Alexander Hamilton and Thomas Jefferson, for instance, engaged in a ferocious journalistic feud over public policy issues in the young republic. Even though the two Founding Fathers served together in George Washington's Cabinet, they hated each other. Everything about them clashed: philosophies, backgrounds and personalities.

Jefferson supported the French Revolution; Hamilton was horrified by its excesses and preferred the British tradition of constitutional monarchy. During the controversy over Jay's Treaty with Britain in 1795, Hamilton used the pen name Camillus (a famous Roman general) to publish 21 essays defending the treaty in The Argus, a prominent New York newspaper. Not satisfied with his efforts, Hamilton at the same time began writing columns under the name "Philo Camillus" praising the arguments of Camillus. In other words, he was using the freedom afforded by one pseudonym to endorse points he was making under a different one!
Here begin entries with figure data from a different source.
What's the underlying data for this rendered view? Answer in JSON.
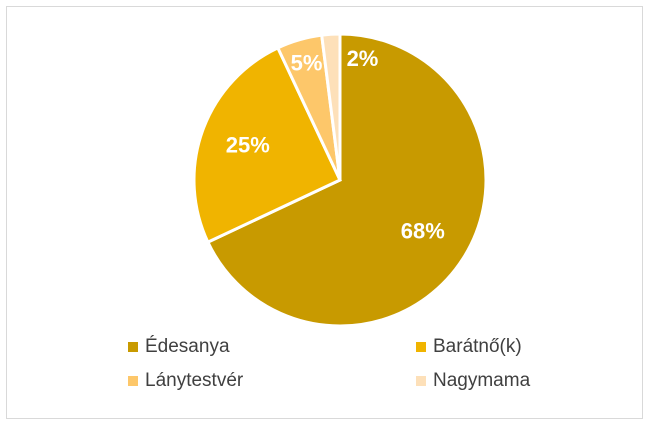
{
  "chart_data": {
    "type": "pie",
    "categories": [
      "Édesanya",
      "Barátnő(k)",
      "Lánytestvér",
      "Nagymama"
    ],
    "values": [
      68,
      25,
      5,
      2
    ],
    "value_labels": [
      "68%",
      "25%",
      "5%",
      "2%"
    ],
    "colors": [
      "#c89a00",
      "#f0b400",
      "#fdc76a",
      "#fde0b9"
    ],
    "legend": "bottom"
  }
}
For his part, Jefferson also wrote anonymous newspaper commentaries favoring his stance on issues. In addition he planted rumors in the press and asked others to do his journalistic dirty work. He once dashed off an angry letter to James Madison, urging his friend to "take up your pen" and cut Hamilton "to pieces" in the newspapers. While serving as secretary of state, Jefferson also hired Phillip Freneau, a renowned poet and essayist, to write articles criticizing policies of the Washington administration. One of Washington's allies warned the president that Jefferson was a "hypocrite and is deceiving you."

An even more brazen effort to manipulate the media occurred during the administration of President John Tyler. In 1842 Secretary of State Daniel Webster entered into protracted negotiations with Lord Ashburton of Great Britain to settle a long-simmering dispute between the two countries over the boundary between Maine and Canada. Ever since the end of the Revolution, the two nations had squabbled over some 12,000 square miles of disputed territory.

Worried that people in Maine might oppose his diplomatic efforts to find a compromise boundary line, the American secretary of state met with Francis Smith, a former Maine senator and prominent newspaper publisher. Smith offered his services to influence public opinion in Maine by adjusting the "tone and direction" of the newspapers to ensure that they endorsed Webster's negotiated settlement. In exchange for such efforts, Smith asked Webster for cash.

Eager to gain approval for his treaty and to avoid possible war with Britain, Webster readily agreed to Smith's scheme and gained President Tyler's approval. The president told Webster to pay Smith from an account intended for expenses associated with foreign negotiations. Thereafter, Smith followed through with editorials in Maine newspapers praising a diplomatic solution to the border dispute. Webster himself wrote unsigned editorials favoring compromise in the National Intelligencer, the leading newspaper in Washington, D.C. On August 9, 1842, the Webster-Ashburton Treaty was signed.

The Webster-Ashburton Treaty may have settled a diplomatic crisis, but the methods the secretary of state used to ensure its passage are symptomatic of the continuing boundary dispute between the press and the presidency. Covert propaganda has become a widespread practice of both parties. Both the Clinton and Bush administrations have spent hundreds of millions on public relations firms hired to influence media coverage.

At the very least, journalists need to disclose if they are paid "consultants" for the government. There is, after all, a difference between journalistic commentary and paid advertisements. Or at least there should be.

Near the end of his life Thomas Jefferson concluded that advertisements "contain the only truths to be relied on in a newspaper." The problem, Jefferson should have added, is to know when the advertisements end and the journalism begins.